E por que isso é importante? Bem, em primeiro lugar porque há mais de uma década praticamente todo filme lançado pelos estúdios Marvel (parte do conglomerado Disney) tem se transformado em um verdadeiro evento na cultura pop. Homem de Ferro, Capitão América, Os Vingadores… é quase impossível passar incólume. Seja porque os filmes dominam as salas de cinema e se tornam campeões de bilheteria, seja porque seus heróis saltam das telas e estampam camisetas, mochilas, canecas e tudo o mais que você possa imaginar.

Arrisco dizer, com quase 99% de certeza, que você nunca ouviu falar dos Eternos, grupo bastante obscuro de super-heróis criado por Jack Kirby, nos anos 70, para os gibis da Marvel.

Mas também já posso cravar que, se não você, muito provavelmente o seu filho(a) ou sobrinho(a) já sabe de cor o nome dos dez personagens que formam o time (Ajak, Ikaris, Sersi, Thena, Gilgamesh, Phastos, Sprite, Druig, Makkari e Kingo). Ele(a)s não precisam ter lido os velhos gibis pra saber disso. Basta terem comprado um McLanche Feliz que Os Eternos já estão lá, estampando as caixinhas e instigando as crianças a colecionar todos os bonequinhos.

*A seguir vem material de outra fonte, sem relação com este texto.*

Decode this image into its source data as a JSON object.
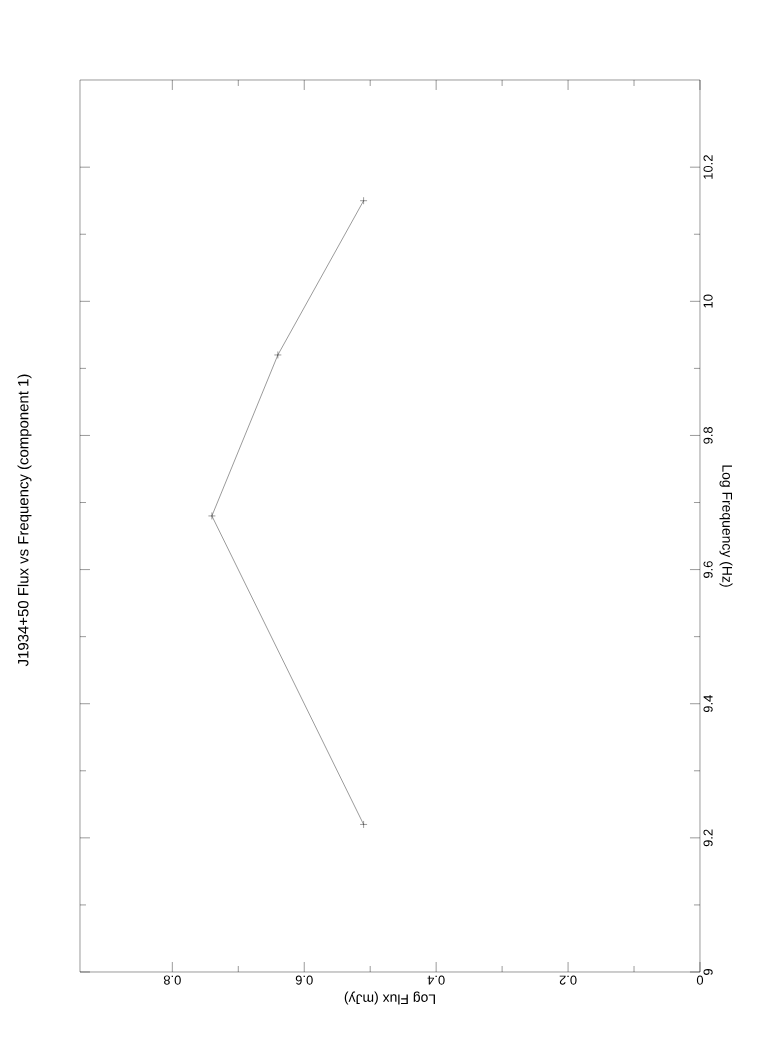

Goste você ou não, os filmes da Marvel têm esse poder: eles movimentam o consumo e introduzem discussões no ambiente de trabalho, na escola ou no almoço de família.

E Os Eternos traz à tona conversas urgentes e importantes que vão muito além do mundo do cinema, dos efeitos especiais ou de sua trama fantasiosa, repleta de deuses e criaturas superpoderosas.

Trata-se do filme da Marvel com elenco mais globalizado e diverso de todos, e um filme onde a força de lideranças femininas é sentida a cada momento tanto diante quanto por trás das câmeras.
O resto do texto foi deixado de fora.